Thank you very much, I will look into the code and try to learn from it, great work!

dewittehi · July 31, 2019, 3:02pm

I’ve got one question: you calculated the probability density for predicted absolute difference in Figure 1. I have difficulty interpreteting these numbers and the interpretation, for instance such as in the sentence “there is a 16 per cent chance that the difference greater than 1.3 per cent”. Are these true probabilities, comparable to those resulting from a Bayesian analysis? If so, is there any underlying prior used? If not, how should I interpret these percentages?
The figure (both 1 & 2) seems a wonderful way to present the results of the trial, so I am wondering why it is not used more often in RCT papers, is there any reason for this?
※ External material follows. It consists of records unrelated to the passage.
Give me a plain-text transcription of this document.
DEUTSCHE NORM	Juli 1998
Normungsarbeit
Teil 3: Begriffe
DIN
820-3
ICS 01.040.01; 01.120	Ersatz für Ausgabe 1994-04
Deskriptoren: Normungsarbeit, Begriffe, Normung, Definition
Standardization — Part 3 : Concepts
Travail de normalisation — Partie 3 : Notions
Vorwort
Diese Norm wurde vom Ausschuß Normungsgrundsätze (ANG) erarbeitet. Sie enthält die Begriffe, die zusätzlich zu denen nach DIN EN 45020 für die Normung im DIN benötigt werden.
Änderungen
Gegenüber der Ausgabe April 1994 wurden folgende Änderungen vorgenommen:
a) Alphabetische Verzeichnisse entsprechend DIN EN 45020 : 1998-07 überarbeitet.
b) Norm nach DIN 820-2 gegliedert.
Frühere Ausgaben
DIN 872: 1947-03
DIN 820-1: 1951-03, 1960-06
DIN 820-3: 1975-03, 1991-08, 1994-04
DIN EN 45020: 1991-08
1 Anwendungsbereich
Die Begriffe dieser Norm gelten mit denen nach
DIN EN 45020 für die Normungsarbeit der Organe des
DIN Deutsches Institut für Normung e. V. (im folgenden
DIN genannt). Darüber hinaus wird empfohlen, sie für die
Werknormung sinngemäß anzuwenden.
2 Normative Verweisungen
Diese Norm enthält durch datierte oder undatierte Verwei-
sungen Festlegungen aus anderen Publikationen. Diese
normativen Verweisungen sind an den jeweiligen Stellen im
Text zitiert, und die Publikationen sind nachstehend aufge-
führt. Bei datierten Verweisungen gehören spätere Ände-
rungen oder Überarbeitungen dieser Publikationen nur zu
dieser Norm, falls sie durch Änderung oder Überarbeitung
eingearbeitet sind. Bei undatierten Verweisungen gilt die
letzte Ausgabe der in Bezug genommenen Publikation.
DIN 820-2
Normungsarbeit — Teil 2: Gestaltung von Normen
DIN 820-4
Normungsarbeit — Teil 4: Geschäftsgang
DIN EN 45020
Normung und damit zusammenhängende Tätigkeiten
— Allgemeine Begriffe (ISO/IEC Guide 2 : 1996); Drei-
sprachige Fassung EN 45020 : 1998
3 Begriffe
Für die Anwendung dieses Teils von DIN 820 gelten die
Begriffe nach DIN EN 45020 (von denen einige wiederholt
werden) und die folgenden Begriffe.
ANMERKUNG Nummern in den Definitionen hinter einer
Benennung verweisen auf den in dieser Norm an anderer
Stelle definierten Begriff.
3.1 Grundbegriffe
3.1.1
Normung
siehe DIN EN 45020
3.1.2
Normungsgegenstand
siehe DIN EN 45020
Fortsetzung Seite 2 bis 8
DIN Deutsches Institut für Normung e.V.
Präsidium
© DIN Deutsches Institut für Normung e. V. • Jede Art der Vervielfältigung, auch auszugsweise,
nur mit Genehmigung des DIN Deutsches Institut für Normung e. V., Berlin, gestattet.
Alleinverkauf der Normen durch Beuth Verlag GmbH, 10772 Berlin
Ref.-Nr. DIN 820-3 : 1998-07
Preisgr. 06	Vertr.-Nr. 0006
paulpharoah · July 31, 2019, 3:36pm

This is not a probability distribution based on a formal Bayesian analysis because it does not have any prior attached. It is simply based on the point estimate and 95% CI of the estiamted hazard ratio and then is converted into an absolute risk rather than relative risk. If one assumes a prior for log hazard ratio as a normal distribution ~ (0.049, 0.018) (equivalent to a HR of 1.15 with the upper 97.5% limit of 1.3) then the observed and posterior distribution almost overlap. I’d need to do a bit more to get a more sensible prior distribution.

I am not the person to ask about the presentation of results for non-nferiority trials. This is the first time that I have ever thought about the issue.